In a bindery outside Vicenza, Italy, the new altar
missals are picked off a conveyor belt, checked carefully and placed on
a stack.
They are almost ready, but not quite: ribbons and leather tabs
are still to be added.
After that, they will be wrapped in paper,
packed in a box and sent by lorry through Europe, reports the Catholic Herald.
Watching the missals emerge is Pierpaolo Finaldi, commissioning
editor at the Catholic Truth Society (CTS). For a year and a half he has
overseen everything to do with their production: from artwork and
design to the thickness of paper and the type of grain in the leather
cover.
Seeing the result, he says, is like watching a baby being born.
“Except it’s taken a lot longer than nine months.”

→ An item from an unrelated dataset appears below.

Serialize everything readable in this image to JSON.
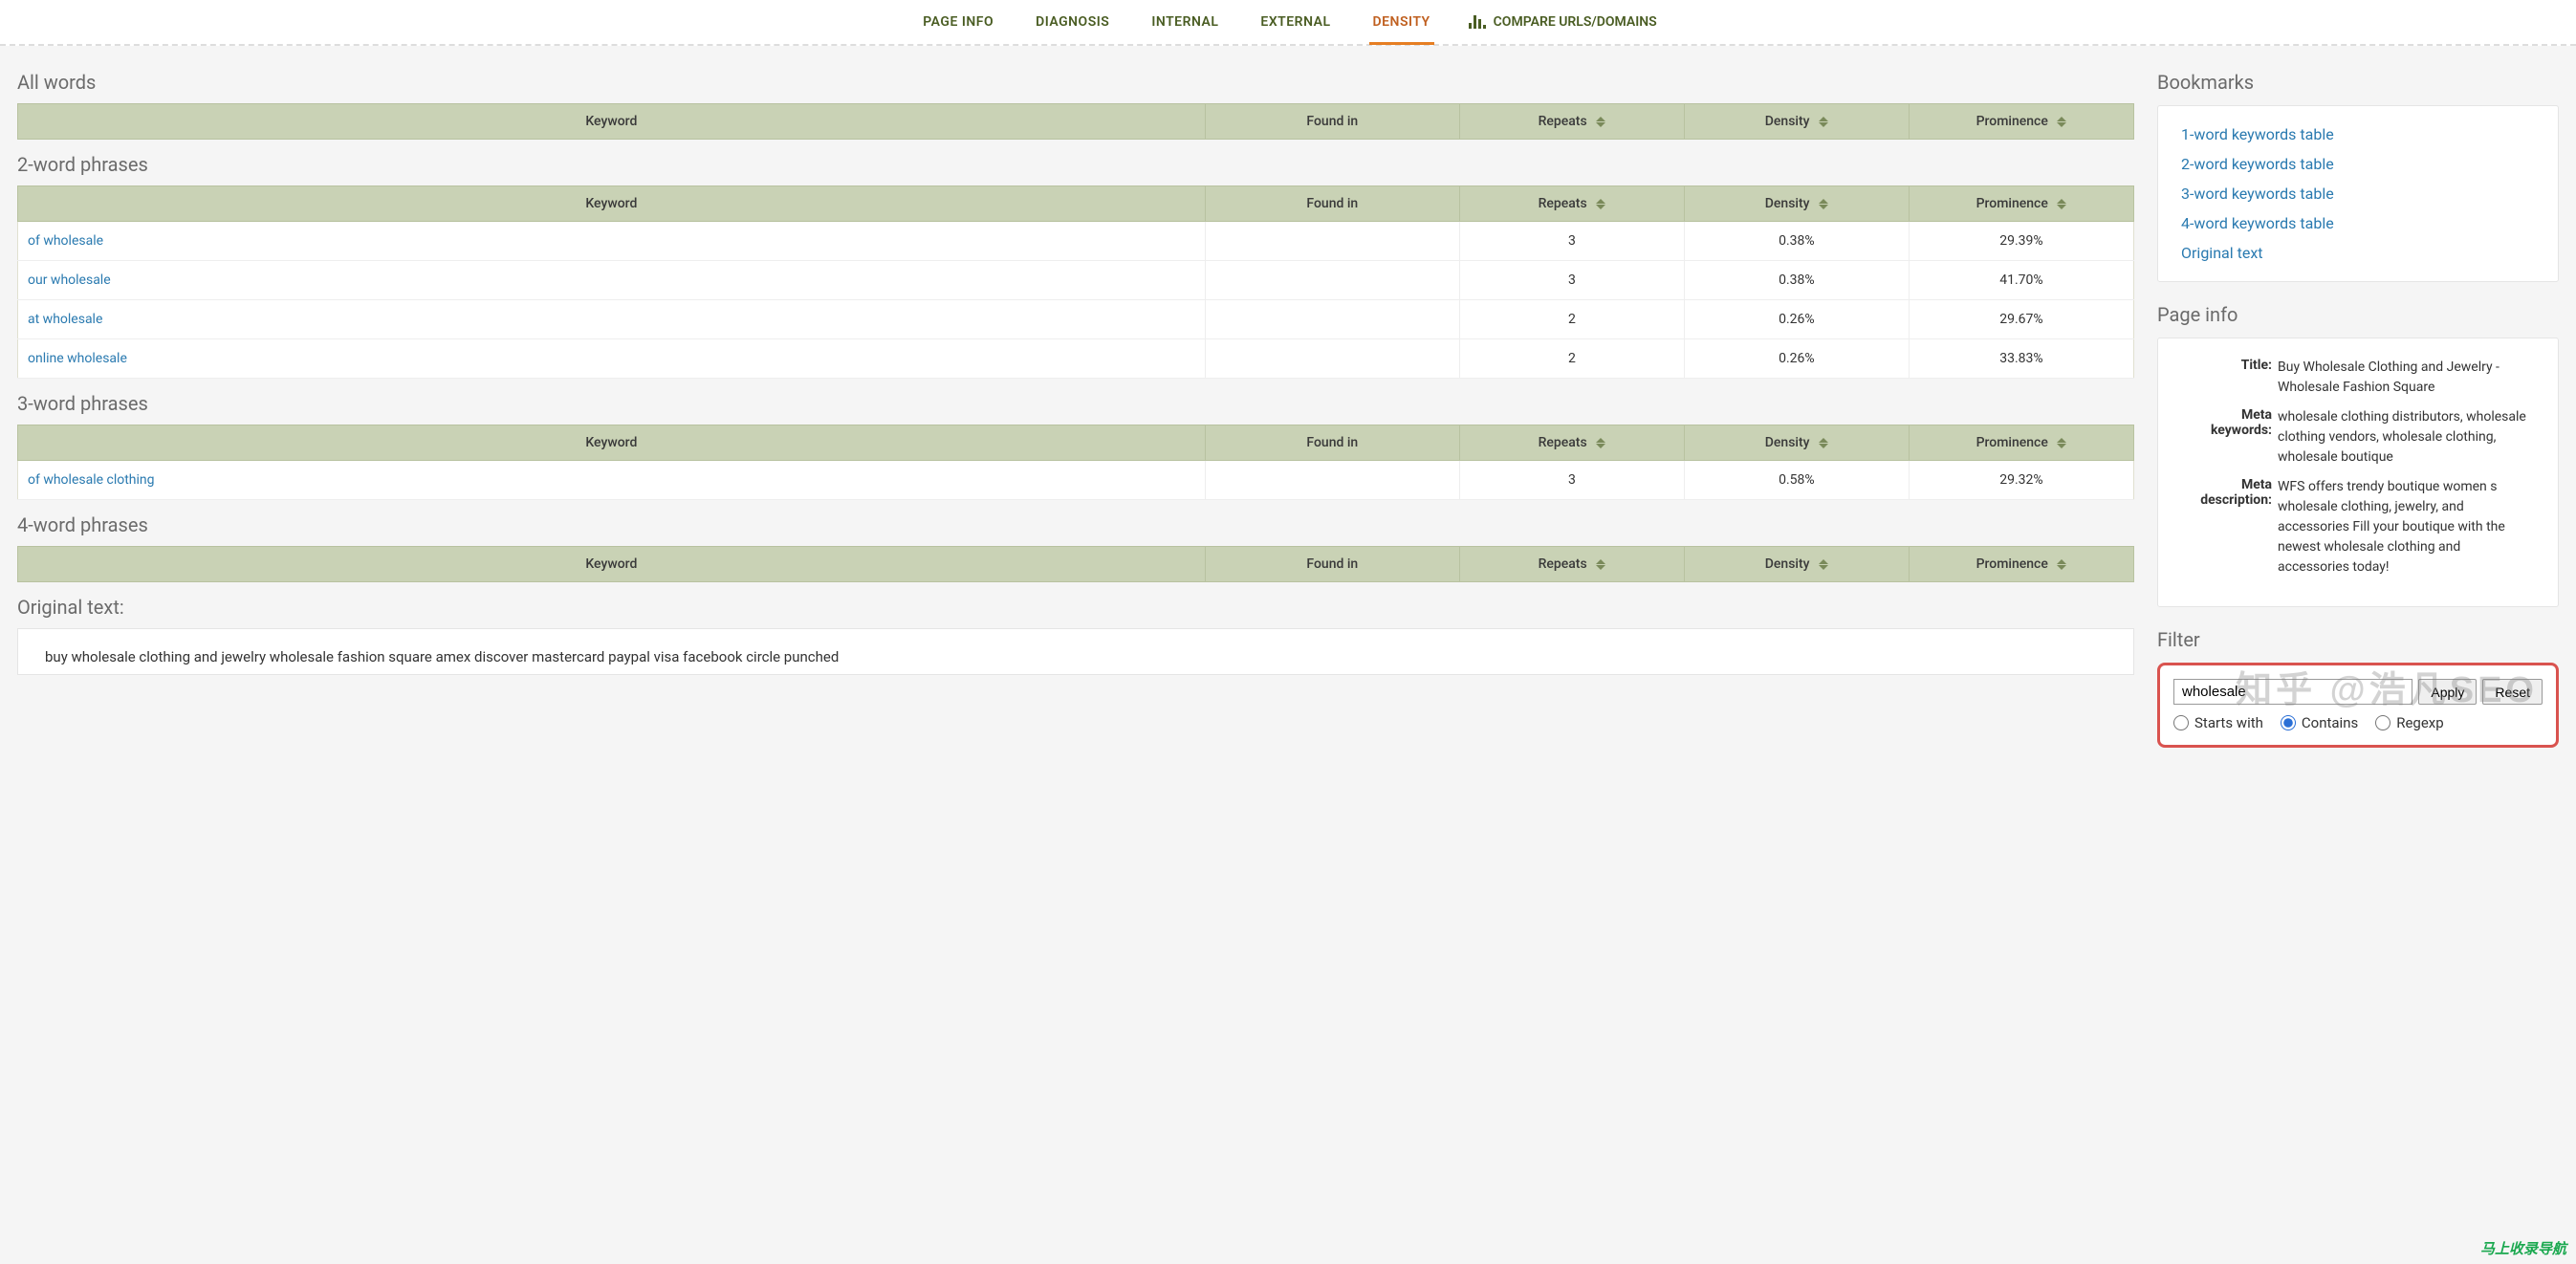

Chugging away in front of us is the machine that glues the cover on
to each big block of paper.
It is a key moment in the production.
Inside, a swirl of wheels, rollers and hammers presses the book together
and moulds the spine into shape.
Giulio Olivotto, the head of Lego, the printers, is showing us
around.
His great-grandfather founded the company in 1900; it now prints
Bibles, Jamie Oliver cookbooks, and high-end editions of anything (it
printed Andrew Morton’s book on the royal wedding).
The production of the
missal, says Giulio, has been unique: a mixture of hand-made and
machine-made. Such high-spec books are not unheard of, he says, but they
tend to have print runs of about 50 – not, as with the altar missal,
10,000.
The missals, which will cost A$330 each, are meant to be beautiful,
but also fantastically sturdy: they will be used by priests every day
and are expected to last decades.
For months Pierpaolo has been
tormented by seeing old missals falling apart, the ribbons frayed, the
endpaper ripped: cautionary tales for a publisher.